The Paradox: Washington Opens Doors While Beijing Closes Them
In a move that defies conventional geopolitical logic, the United States has loosened export restrictions on Nvidia's advanced AI chips to China just as Beijing implements its own purchasing limitations. According to Fox Business, the Trump administration has greenlit exports of Nvidia's H200 chips to China, marking a significant shift from the Biden-era restrictions that sought to starve China's AI development. Yet simultaneously, China is curbing its own acquisitions of these same components—a counterintuitive strategy that signals deeper anxieties about technological dependency and economic leverage.
This apparent contradiction reveals the complex calculus underlying the US-China tech competition. Rather than a simple relaxation of Cold War-style trade barriers, the policy shift reflects Washington's evolving priorities and Beijing's strategic recalibration.
What Changed in US Export Policy
The Register reports that the US has modified its GPU export rules, specifically permitting the H200 tensor processing unit to reach Chinese buyers. The H200, Nvidia's flagship data center GPU designed for AI model training, had been subject to stringent export controls under the previous administration's approach to technological containment.
Key aspects of the policy shift:
- H200 approval: Direct exports of Nvidia's most advanced training chips are now permitted
- Scope limitations: The relaxation applies specifically to certain chip models, not a blanket removal of all restrictions
- Strategic rationale: The Trump administration appears to prioritize market access over technological gatekeeping
The South China Morning Post confirms that the US government has approved H200 exports to China, underscoring the official nature of this policy reversal.
China's Counterintuitive Restraint
While Washington has opened the export floodgates, Beijing is paradoxically limiting its purchases. This self-imposed constraint appears driven by several factors:
- Domestic chip development: China is accelerating its own semiconductor manufacturing to reduce reliance on US technology
- Currency preservation: Restricting high-value imports conserves foreign exchange reserves
- Geopolitical hedging: Limiting dependency on US chips reduces vulnerability to future export controls
- Regulatory oversight: Chinese authorities are tightening approval processes for foreign semiconductor acquisitions
The move suggests that Beijing views technological self-sufficiency as more strategically valuable than maximizing access to cutting-edge foreign chips—even when that access becomes available.

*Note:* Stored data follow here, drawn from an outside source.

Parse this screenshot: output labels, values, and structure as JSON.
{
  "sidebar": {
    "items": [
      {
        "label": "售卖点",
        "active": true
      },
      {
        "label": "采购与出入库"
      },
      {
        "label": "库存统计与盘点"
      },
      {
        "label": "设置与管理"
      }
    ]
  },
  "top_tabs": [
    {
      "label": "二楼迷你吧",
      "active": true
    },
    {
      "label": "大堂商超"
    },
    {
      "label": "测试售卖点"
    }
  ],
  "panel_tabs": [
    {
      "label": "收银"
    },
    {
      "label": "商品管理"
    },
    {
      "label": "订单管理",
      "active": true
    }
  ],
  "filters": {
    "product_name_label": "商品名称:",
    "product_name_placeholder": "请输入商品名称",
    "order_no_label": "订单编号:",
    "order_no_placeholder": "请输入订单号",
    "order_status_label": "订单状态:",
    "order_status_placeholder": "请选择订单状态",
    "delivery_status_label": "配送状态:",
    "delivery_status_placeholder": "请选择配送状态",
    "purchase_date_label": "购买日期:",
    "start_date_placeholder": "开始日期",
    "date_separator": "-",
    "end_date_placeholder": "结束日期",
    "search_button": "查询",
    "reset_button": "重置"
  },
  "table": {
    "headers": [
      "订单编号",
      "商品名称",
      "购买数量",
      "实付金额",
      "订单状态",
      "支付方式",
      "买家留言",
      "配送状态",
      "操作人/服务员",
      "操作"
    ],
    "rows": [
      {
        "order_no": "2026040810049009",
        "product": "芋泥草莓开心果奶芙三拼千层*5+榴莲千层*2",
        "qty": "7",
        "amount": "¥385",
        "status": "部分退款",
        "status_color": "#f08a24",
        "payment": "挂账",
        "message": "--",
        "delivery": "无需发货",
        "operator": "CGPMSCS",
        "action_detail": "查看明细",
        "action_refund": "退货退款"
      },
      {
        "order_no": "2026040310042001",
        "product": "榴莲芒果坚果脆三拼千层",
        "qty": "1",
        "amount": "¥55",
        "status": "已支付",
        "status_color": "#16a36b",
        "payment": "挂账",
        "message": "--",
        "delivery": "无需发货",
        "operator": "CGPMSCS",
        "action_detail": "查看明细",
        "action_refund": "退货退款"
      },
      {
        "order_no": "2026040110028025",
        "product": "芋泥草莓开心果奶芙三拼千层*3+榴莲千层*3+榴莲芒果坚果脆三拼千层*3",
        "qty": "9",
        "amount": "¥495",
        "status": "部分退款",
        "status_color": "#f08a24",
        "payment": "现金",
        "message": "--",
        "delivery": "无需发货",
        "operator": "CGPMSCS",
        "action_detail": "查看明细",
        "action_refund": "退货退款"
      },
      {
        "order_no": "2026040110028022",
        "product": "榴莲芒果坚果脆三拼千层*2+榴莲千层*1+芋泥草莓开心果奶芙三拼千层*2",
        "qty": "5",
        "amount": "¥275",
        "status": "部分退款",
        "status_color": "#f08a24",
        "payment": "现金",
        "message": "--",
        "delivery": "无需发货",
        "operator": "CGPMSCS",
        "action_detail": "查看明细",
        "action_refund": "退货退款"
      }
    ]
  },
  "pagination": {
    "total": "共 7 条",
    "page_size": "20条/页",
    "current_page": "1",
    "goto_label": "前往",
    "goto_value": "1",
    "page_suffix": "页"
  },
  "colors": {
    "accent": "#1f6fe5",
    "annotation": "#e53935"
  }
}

The Broader Context: Cloud Access Loopholes
The policy landscape remains fragmented. The US House has passed legislation to close offshore rental loopholes that allowed Chinese companies to access export-controlled AI chips through cloud services, indicating that even as direct exports are permitted, Washington remains concerned about indirect access routes.
This bifurcated approach—permitting direct sales while restricting cloud-based workarounds—suggests the Trump administration is attempting to balance commercial interests with national security concerns.
What This Means for the AI Chip Market
The policy reversal creates an unusual market dynamic. Nvidia gains access to Chinese customers through direct exports, but Chinese demand may remain muted due to Beijing's self-imposed restrictions. This could benefit other chip manufacturers or accelerate China's domestic semiconductor programs.
The paradox ultimately reflects a strategic recalibration on both sides: Washington is willing to trade short-term commercial gains for long-term technological competition, while Beijing is choosing strategic independence over immediate access to the world's most advanced chips.